Si su irrupción en el escenario del exquisito hotel Ritz fue disimulado con el mismo alegato falaz del que justifica una infidelidad, sus recursos retóricos no le bastaron para explicar por qué no se opuso a que privaran de su libertad de expresión a un indignado ciudadano que le formuló una incómoda pregunta y se valió de la miserable descalificación para laminarlo, como si no fuera igual la medicina cuando se ingiere que cuando se receta. Lo que nuestro mesiánico protagonista no previó es que las primeras críticas con fundamento le devinieran de entre sus filas, ya que el crítico no era otro que el heroico camarero del Prado que protegió a los manifestantes que rodearon el Congreso y que ha perdido su trabajo tras el incidente, sin que se conozca reacción alguna del líder chavista: el mismo que califica de “terroristas” a los que cuestionan las bondades del régimen que practica Maduro en Venezuela y que el madrileño preconiza como modelo de respeto democrático, porque le cobra. Proceso decisorio, que Podemos define para sí como asambleario, hasta que su líder decide presentarse como aspirante a presidir el Parlamento Europeo con el apoyo de los otros 51 diputados de la Izquierda Unitaria Europea, pero sin que ninguno, del millón largo de apoyos que le llevó a Bruselas, haya sido consultado sobre su pretencioso trampolín a la fama universal. Algo que no debería sorprendernos mucho tras las expresiones de incoherencia observadas en la elección de los cuadros directivos de la emergente formación de ‘l’enfant terrible’, la Primavera Europea de Compromís-Equo o la lista con la que fracasó el Movimiento Red de Elpidio José Silva. Todos ellos modelos de ejemplaridad (ironía) y contradicción.
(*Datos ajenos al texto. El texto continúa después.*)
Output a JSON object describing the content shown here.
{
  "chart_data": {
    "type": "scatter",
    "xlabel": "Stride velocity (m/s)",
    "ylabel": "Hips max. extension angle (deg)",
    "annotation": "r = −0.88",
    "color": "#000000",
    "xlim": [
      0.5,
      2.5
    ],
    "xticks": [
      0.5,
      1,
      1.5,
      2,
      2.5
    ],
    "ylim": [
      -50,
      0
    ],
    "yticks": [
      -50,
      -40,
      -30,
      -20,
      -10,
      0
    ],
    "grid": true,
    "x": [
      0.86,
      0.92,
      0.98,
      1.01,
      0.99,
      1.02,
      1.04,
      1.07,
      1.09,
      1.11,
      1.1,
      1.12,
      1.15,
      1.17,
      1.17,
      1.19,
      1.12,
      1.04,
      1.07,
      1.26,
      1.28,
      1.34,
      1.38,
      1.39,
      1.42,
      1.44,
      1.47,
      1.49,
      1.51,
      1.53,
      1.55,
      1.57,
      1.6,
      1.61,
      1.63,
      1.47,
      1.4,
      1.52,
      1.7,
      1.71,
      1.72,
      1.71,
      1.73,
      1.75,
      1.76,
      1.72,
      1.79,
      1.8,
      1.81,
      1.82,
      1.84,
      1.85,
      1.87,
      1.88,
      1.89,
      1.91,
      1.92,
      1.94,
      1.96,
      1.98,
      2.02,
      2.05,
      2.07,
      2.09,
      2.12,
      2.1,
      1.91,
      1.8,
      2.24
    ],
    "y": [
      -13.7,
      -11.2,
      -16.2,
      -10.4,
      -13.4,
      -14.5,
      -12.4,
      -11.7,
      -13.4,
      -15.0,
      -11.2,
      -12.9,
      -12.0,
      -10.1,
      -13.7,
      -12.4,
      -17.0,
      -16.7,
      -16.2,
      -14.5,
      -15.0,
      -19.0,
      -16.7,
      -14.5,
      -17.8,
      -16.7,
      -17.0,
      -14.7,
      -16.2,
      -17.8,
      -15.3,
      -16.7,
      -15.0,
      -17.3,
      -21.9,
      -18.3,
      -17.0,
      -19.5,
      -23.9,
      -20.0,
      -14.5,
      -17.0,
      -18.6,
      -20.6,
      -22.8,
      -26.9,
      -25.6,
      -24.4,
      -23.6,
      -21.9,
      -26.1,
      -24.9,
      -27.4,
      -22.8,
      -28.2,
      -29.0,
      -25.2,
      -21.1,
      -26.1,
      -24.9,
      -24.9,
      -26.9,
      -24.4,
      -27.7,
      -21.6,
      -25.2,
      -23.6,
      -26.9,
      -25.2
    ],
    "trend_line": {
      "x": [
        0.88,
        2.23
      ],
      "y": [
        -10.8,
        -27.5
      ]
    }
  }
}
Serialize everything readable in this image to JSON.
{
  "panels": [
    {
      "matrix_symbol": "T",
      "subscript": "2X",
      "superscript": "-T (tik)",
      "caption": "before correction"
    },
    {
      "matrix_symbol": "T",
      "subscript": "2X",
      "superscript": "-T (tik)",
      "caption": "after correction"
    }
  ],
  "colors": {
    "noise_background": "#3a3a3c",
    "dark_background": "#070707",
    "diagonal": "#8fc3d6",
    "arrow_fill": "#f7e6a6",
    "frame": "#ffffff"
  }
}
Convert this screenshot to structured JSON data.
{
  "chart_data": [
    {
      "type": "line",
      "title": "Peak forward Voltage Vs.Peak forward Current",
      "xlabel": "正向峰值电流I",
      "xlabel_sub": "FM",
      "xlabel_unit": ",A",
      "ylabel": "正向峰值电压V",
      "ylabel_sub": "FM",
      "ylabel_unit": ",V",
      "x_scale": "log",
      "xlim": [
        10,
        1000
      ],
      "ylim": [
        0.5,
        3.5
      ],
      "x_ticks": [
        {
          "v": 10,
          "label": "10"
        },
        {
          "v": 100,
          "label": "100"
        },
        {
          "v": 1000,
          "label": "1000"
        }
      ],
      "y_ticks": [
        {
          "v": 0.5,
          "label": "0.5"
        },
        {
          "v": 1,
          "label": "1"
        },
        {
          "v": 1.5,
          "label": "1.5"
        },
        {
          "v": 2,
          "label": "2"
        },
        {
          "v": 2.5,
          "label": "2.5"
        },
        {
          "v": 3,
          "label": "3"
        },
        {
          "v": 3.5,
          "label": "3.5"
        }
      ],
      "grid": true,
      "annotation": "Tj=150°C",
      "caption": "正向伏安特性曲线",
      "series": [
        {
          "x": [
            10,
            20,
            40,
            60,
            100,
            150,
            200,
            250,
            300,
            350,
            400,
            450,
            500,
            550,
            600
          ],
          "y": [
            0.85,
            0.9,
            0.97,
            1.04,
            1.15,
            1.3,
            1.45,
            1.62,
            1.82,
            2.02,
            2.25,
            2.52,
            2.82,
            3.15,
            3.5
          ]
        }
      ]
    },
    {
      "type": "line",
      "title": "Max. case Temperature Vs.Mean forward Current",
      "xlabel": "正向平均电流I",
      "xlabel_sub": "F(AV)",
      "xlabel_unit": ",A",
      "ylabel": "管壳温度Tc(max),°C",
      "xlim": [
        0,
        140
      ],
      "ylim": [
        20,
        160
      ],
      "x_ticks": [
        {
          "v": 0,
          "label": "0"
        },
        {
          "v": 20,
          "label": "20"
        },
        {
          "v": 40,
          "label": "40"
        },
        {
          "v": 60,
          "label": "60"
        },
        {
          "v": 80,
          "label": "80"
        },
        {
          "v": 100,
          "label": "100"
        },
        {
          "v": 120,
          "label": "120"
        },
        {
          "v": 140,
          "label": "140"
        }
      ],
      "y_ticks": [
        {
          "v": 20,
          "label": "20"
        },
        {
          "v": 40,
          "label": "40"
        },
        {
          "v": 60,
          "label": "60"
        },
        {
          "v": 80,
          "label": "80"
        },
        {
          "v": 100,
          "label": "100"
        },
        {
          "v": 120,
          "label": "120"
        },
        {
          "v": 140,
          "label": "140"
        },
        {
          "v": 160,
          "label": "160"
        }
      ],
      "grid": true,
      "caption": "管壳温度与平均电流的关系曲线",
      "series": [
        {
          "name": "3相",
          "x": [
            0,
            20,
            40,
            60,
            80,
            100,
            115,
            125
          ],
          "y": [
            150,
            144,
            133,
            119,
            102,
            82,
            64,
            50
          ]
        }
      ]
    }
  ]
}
Cuando usted lea estos párrafos, es probable que ya sepamos si el avión de la Fuerza Aérea Española, que debe trasladar de continente a Mariano Rajoy, le ha llevado sin incidencias y a tiempo de ratificar la propuesta del Consejo Europeo para que Jean Claude Juncker presida la Comisión los cinco próximos años y su rival, Martin Schulz, se queda sin fondo de pensiones antes de volver a moderar la primera mitad de la VIII legislatura comunitaria. Al menos, despejaremos algunos interrogantes en una crónica política e institucional que no nos ha dado tregua desde el pasado 25 de mayo y que seguirá siendo convulsa, tras el espléndido verano que le deseo.